A bitter stalemate over how to build the Southwest Corridor light-rail line is adding nearly $1 million a week to its cost, perhaps as much as $21 million since project planners last fall postponed a decision on the final design.
Those costs reflect inflation estimates and come on top of the price of adding more costly features like tunnels in an effort to satisfy critics.
Moreover, if the dispute kills the project, $30 million in state and local funds already spent on it would be lost.
The continued haggling over the route and other aspects have raised concerns about the escalating cost of the Twin Cities' largest transit project, and how much power Minneapolis has to shape the outcome.

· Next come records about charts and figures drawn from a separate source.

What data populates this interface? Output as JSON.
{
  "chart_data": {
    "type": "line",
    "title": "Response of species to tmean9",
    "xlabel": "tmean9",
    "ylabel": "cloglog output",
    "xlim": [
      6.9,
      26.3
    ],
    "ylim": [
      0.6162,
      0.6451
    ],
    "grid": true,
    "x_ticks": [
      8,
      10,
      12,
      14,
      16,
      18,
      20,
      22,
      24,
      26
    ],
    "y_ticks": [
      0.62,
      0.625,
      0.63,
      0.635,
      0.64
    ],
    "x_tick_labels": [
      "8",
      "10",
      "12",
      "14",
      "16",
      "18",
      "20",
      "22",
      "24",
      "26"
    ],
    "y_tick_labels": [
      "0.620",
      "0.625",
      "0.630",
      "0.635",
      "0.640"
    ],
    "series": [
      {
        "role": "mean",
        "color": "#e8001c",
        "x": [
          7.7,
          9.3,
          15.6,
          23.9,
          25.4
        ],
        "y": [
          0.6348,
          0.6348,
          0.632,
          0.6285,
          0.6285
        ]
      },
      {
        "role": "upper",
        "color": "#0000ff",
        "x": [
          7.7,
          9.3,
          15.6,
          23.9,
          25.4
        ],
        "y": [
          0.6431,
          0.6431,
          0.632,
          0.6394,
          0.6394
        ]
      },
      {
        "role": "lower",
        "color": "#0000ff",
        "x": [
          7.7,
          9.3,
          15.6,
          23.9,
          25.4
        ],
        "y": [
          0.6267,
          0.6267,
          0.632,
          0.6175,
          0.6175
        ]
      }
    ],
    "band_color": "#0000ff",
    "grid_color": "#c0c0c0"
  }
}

"I'm concerned that we will study this project to death and it will never get built," Metropolitan Council Member Jennifer Munt, whose agency is planning the project, said last week.
The statement stems from a disagreement between Minneapolis and St. Louis Park on whether to reroute freight trains to make room for the light-rail line in Minneapolis. They are among five cities along the proposed route from downtown to Eden Prairie whose consent must be sought by the Met Council before it can start building the line.
Signaling growing frustration, some metro officials on a panel that bankrolls Twin Cities transit projects and spent millions on Southwest are exploring whether the Met Council could override a city that refuses consent.
A bid for peace
Unsuccessful efforts to settle the freight train dispute helped drive up the cost of the proposed Southwest Corridor light-rail line last fall from $1.25 billion to $1.55 billion. Planners proposed spending more money to either reroute the freight from the Kenilworth corridor of Minneapolis to St. Louis Park or build light-rail tunnels next to the freight and recreational trails in the corridor. But Minneapolis didn't want the tunnels and St. Louis Park didn't want the freight.